Les élections législatives, tant attendues par certains et tant appréhendées par d'autres, auront lieu aujourd'hui jeudi.

Depuis le début de la campagne électorale et peut-être même avant, des milliards de centimes sont déboursés par les candidats et les partis pour arracher un siège dans l'Assemblée populaire nationale (APN).

Globalement, la campagne électorale s'est déroulée sans accrocs et sans incidents notables. Terne, fade, insipide, cette campagne électorale, en dépit de tout ce qui peut être dit du côté des officiels, n'a pas suscité d'engouement populaire. Affirmer le contraire, c'est faire preuve de cécité et d'aveuglement.

Les Algériens sont complètement désintéressés par ce rendez-vous électoral et ce n'est pas les quelques milliers de personnes payées par des candidats et des partis politiques pour assister à leur meeting qui va changer quelque chose à ce «désintéressement populaire».

Ce désintérêt pour la chose politique, des jeunes en particulier, a au moins deux raisons. D'abord le fait que l'Assemblée populaire nationale est perçue comme un appendice du pouvoir exécutif, en dépit des quelques voix discordantes qui claironnent de temps à autre à l'intérieur de l'hémicycle.

Combien de projets de lois ont été rejetés à l'APN depuis l'indépendance de l'Algérie ? La chambre basse, contrôlée par les partis du système, depuis la nuit des temps, n'a jamais reflété la volonté populaire.

Le pouvoir exécutif a toujours pensé, comme du temps de Leonid Ilitch Brejnev, l'ancien dirigeant de l'ex-URSS, que le peuple algérien doit être dirigé comme un enfant qui n'arrive pas à grandir.

C'est pour cela qu'on trouve des responsables âgés de 80 ans qui parlent de modernité, de technologie mais qui ne savent pas utiliser un smartphone, une tablette ou simplement se connecter sur Internet.

Le fossé entre les nouvelles générations et certains dirigeants du pays est tellement grand qu'il existe une sorte de dialogue de sourds que personne ne comprend, ce qui crée des tensions et un climat de méfiance sans précédent.

C'est ainsi que l'APN censée défendre les petites gens et les intérêts des démunis et des «sans voix» s'est transformée au fil des années en une chambre d'enregistrement de tout ce qui vient du pouvoir exécutif, même si cela va à l'encontre des citoyens et parfois, sans le savoir, à l'encontre du pays.

En fait, il y a une sorte de raisonnement délirant au plus haut niveau du système et qui consiste à croire que seul le pouvoir exécutif, avec ses ramifications, détient la vérité. L'hypothèse du remplacement d'une génération politique par une autre, au lieu de se rapprocher, s'éloigne de plus en plus, à cause de ce délire.

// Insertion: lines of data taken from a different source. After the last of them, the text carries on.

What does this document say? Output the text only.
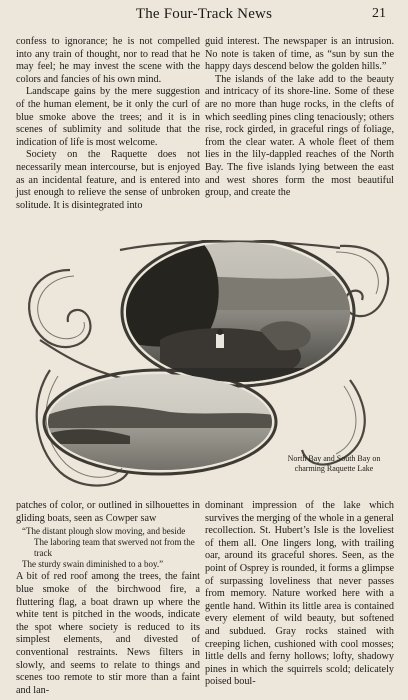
The Four-Track News	21

confess to ignorance; he is not compelled into any train of thought, nor to read that he may feel; he may invest the scene with the colors and fancies of his own mind.

Landscape gains by the mere suggestion of the human element, be it only the curl of blue smoke above the trees; and it is in scenes of sublimity and solitude that the indication of life is most welcome.

Society on the Raquette does not necessarily mean intercourse, but is enjoyed as an incidental feature, and is entered into just enough to relieve the sense of unbroken solitude. It is disintegrated into

guid interest. The newspaper is an intrusion. No note is taken of time, as “sun by sun the happy days descend below the golden hills.”

The islands of the lake add to the beauty and intricacy of its shore-line. Some of these are no more than huge rocks, in the clefts of which seedling pines cling tenaciously; others rise, rock girded, in graceful rings of foliage, from the clear water. A whole fleet of them lies in the lily-dappled reaches of the North Bay. The five islands lying between the east and west shores form the most beautiful group, and create the

North Bay and South Bay on charming Raquette Lake

patches of color, or outlined in silhouettes in gliding boats, seen as Cowper saw

“The distant plough slow moving, and beside
The laboring team that swerved not from the track
The sturdy swain diminished to a boy.”

A bit of red roof among the trees, the faint blue smoke of the birchwood fire, a fluttering flag, a boat drawn up where the white tent is pitched in the woods, indicate the spot where society is reduced to its simplest elements, and divested of conventional restraints. News filters in slowly, and seems to relate to things and scenes too remote to stir more than a faint and lan-

dominant impression of the lake which survives the merging of the whole in a general recollection. St. Hubert’s Isle is the loveliest of them all. One lingers long, with trailing oar, around its graceful shores. Seen, as the point of Osprey is rounded, it forms a glimpse of surpassing loveliness that never passes from memory. Nature worked here with a gentle hand. Within its little area is contained every element of wild beauty, but softened and subdued. Gray rocks stained with creeping lichen, cushioned with cool mosses; little dells and ferny hollows; lofty, shadowy pines in which the squirrels scold; delicately poised boul-
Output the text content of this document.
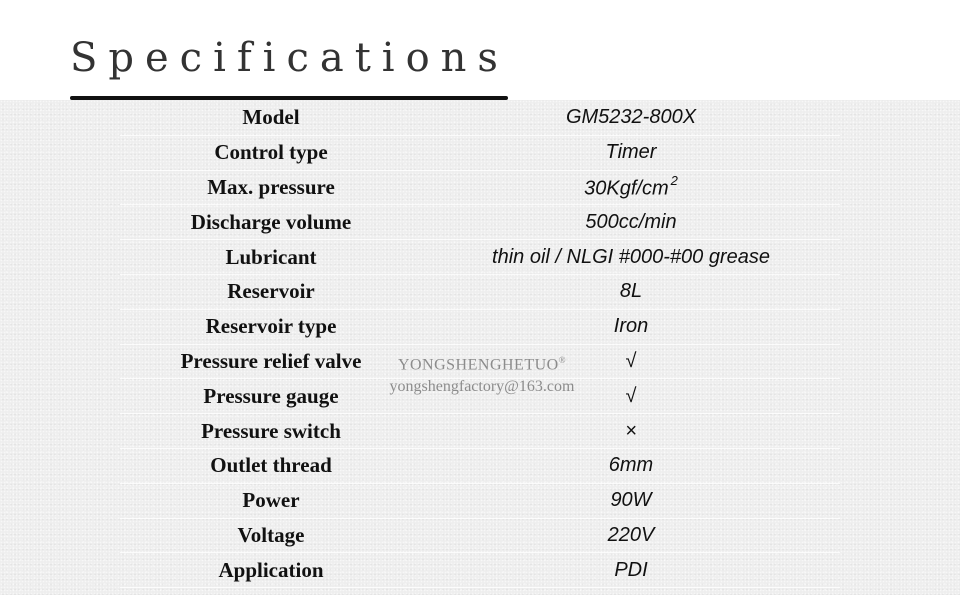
Specifications
Model	GM5232-800X
Control type	Timer
Max. pressure	30Kgf/cm $^2$
Discharge volume	500cc/min
Lubricant	thin oil / NLGI #000-#00 grease
Reservoir	8L
Reservoir type	Iron
Pressure relief valve	√
Pressure gauge	√
Pressure switch	×
Outlet thread	6mm
Power	90W
Voltage	220V
Application	PDI
YONGSHENGHETUO®
yongshengfactory@163.com
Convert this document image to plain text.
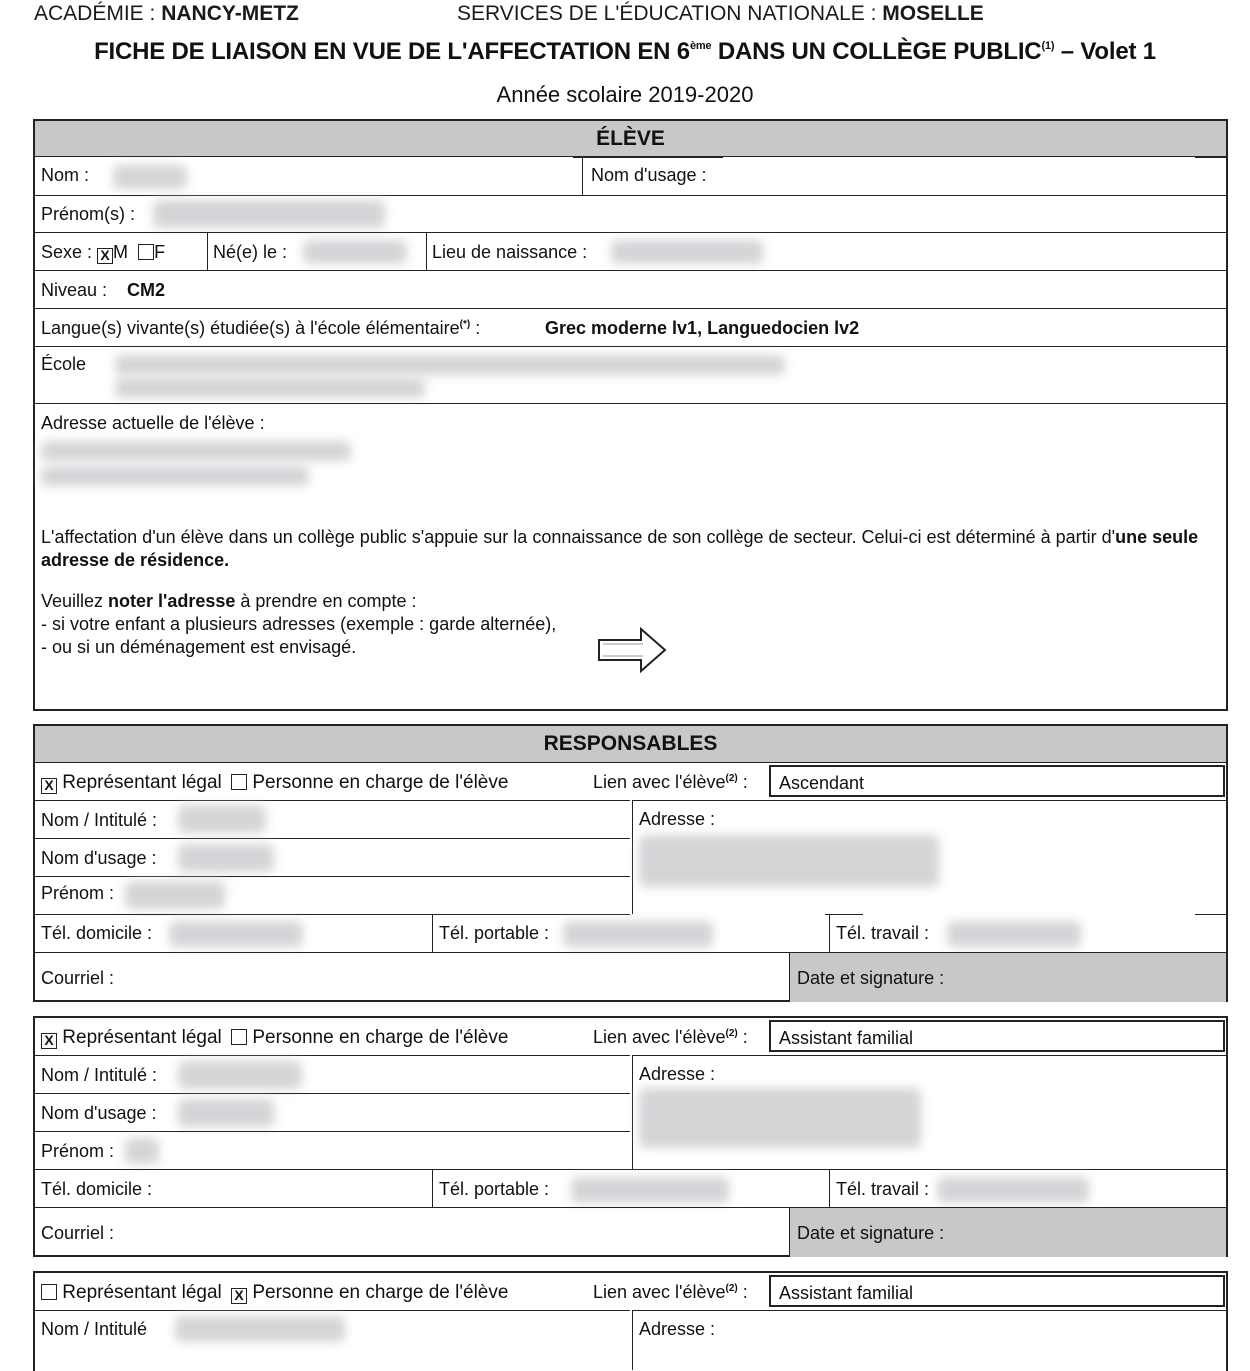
ACADÉMIE : NANCY-METZ	SERVICES DE L'ÉDUCATION NATIONALE : MOSELLE
FICHE DE LIAISON EN VUE DE L'AFFECTATION EN 6ème DANS UN COLLÈGE PUBLIC$^{(1)}$ – Volet 1
Année scolaire 2019-2020
ÉLÈVE
Nom :	Nom d'usage :
Prénom(s) :
Sexe : X M F	Né(e) le :	Lieu de naissance :
Niveau : CM2
Langue(s) vivante(s) étudiée(s) à l'école élémentaire(*) :	Grec moderne lv1, Languedocien lv2
École
Adresse actuelle de l'élève :
L'affectation d'un élève dans un collège public s'appuie sur la connaissance de son collège de secteur. Celui-ci est déterminé à partir d'une seule adresse de résidence.
Veuillez noter l'adresse à prendre en compte :
- si votre enfant a plusieurs adresses (exemple : garde alternée),
- ou si un déménagement est envisagé.
RESPONSABLES
X Représentant légal Personne en charge de l'élève	Lien avec l'élève$^{(2)}$ : Ascendant
Nom / Intitulé :
Nom d'usage :
Prénom :
Adresse :
Tél. domicile :	Tél. portable :	Tél. travail :
Courriel :	Date et signature :
X Représentant légal Personne en charge de l'élève	Lien avec l'élève$^{(2)}$ : Assistant familial
Nom / Intitulé :
Nom d'usage :
Prénom :
Adresse :
Tél. domicile :	Tél. portable :	Tél. travail :
Courriel :	Date et signature :
Représentant légal X Personne en charge de l'élève	Lien avec l'élève$^{(2)}$ : Assistant familial
Nom / Intitulé	Adresse :
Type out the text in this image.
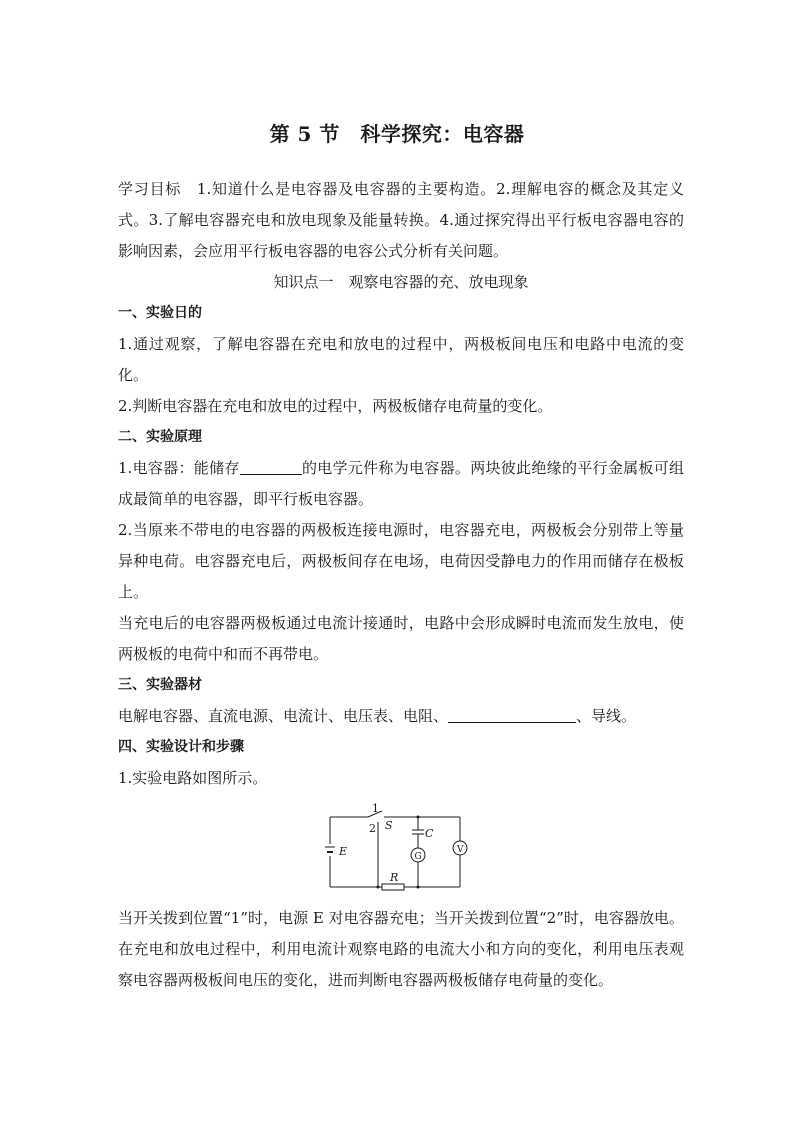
第 5 节　科学探究：电容器
学习目标　1.知道什么是电容器及电容器的主要构造。2.理解电容的概念及其定义式。3.了解电容器充电和放电现象及能量转换。4.通过探究得出平行板电容器电容的影响因素，会应用平行板电容器的电容公式分析有关问题。
知识点一　观察电容器的充、放电现象
一、实验日的
1.通过观察，了解电容器在充电和放电的过程中，两极板间电压和电路中电流的变化。
2.判断电容器在充电和放电的过程中，两极板储存电荷量的变化。
二、实验原理
1.电容器：能储存	的电学元件称为电容器。两块彼此绝缘的平行金属板可组成最简单的电容器，即平行板电容器。
2.当原来不带电的电容器的两极板连接电源时，电容器充电，两极板会分别带上等量异种电荷。电容器充电后，两极板间存在电场，电荷因受静电力的作用而储存在极板上。
当充电后的电容器两极板通过电流计接通时，电路中会形成瞬时电流而发生放电，使两极板的电荷中和而不再带电。
三、实验器材
电解电容器、直流电源、电流计、电压表、电阻、	、导线。
四、实验设计和步骤
1.实验电路如图所示。
1
2 S
C
G
V
E
R
当开关拨到位置“1”时，电源 E 对电容器充电；当开关拨到位置“2”时，电容器放电。在充电和放电过程中，利用电流计观察电路的电流大小和方向的变化，利用电压表观察电容器两极板间电压的变化，进而判断电容器两极板储存电荷量的变化。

La deuxième raison de ce désintérêt généralisé pour la chose politique et des élections législatives en particulier, c'est la personnalité du député. En effet, à quelques exceptions près, les députés, depuis au moins trois législatures, sont considérés par la population comme des ignares, des incultes, des affairistes dont l'un des objectifs principaux est de se rapprocher des centres de décision pour faire fructifier davantage des affaires scabreuses.

A cet effet, il y a lieu de s'interroger combien de députés traînent des affaires de justice et ne sont jamais inquiétés du fait de l'immunité que leur procure leur mandat à l'APN ?

Combien de dossiers sont traités par les services de sécurité et les magistrats concernant certains «représentants du peuple» et ne sont jamais déférés devant une juridiction, à cause de cette «immunité» ?

Combien de personnes devenues, par la grâce de l'argent, des députés sont condamnées par les tribunaux pour des affaires graves et les verdicts jamais appliqués grâce à leur immunité parlementaire ?

L'enjeu d'un siège au Parlement n'est pas le salaire exorbitant du député, comme semblent le penser naïvement certains, mais bien ce statut «d'intouchable» qui confère au parlementaire une force extraordinaire.

C'est pour cela, qu'à chaque confection d'une liste électorale, on assiste à des scènes de violence entraînant parfois la mort d'homme, comme c'est le cas à l'occasion de cette élection.

La dégénérescence est telle que le Parlement est perçu par la population, non pas comme la voix de la plèbe et un appareil de contrôle de l'Etat, mais comme un château imprenable où coexistent capitalistes, socialistes, islamistes et surtout beaucoup d'opportunistes.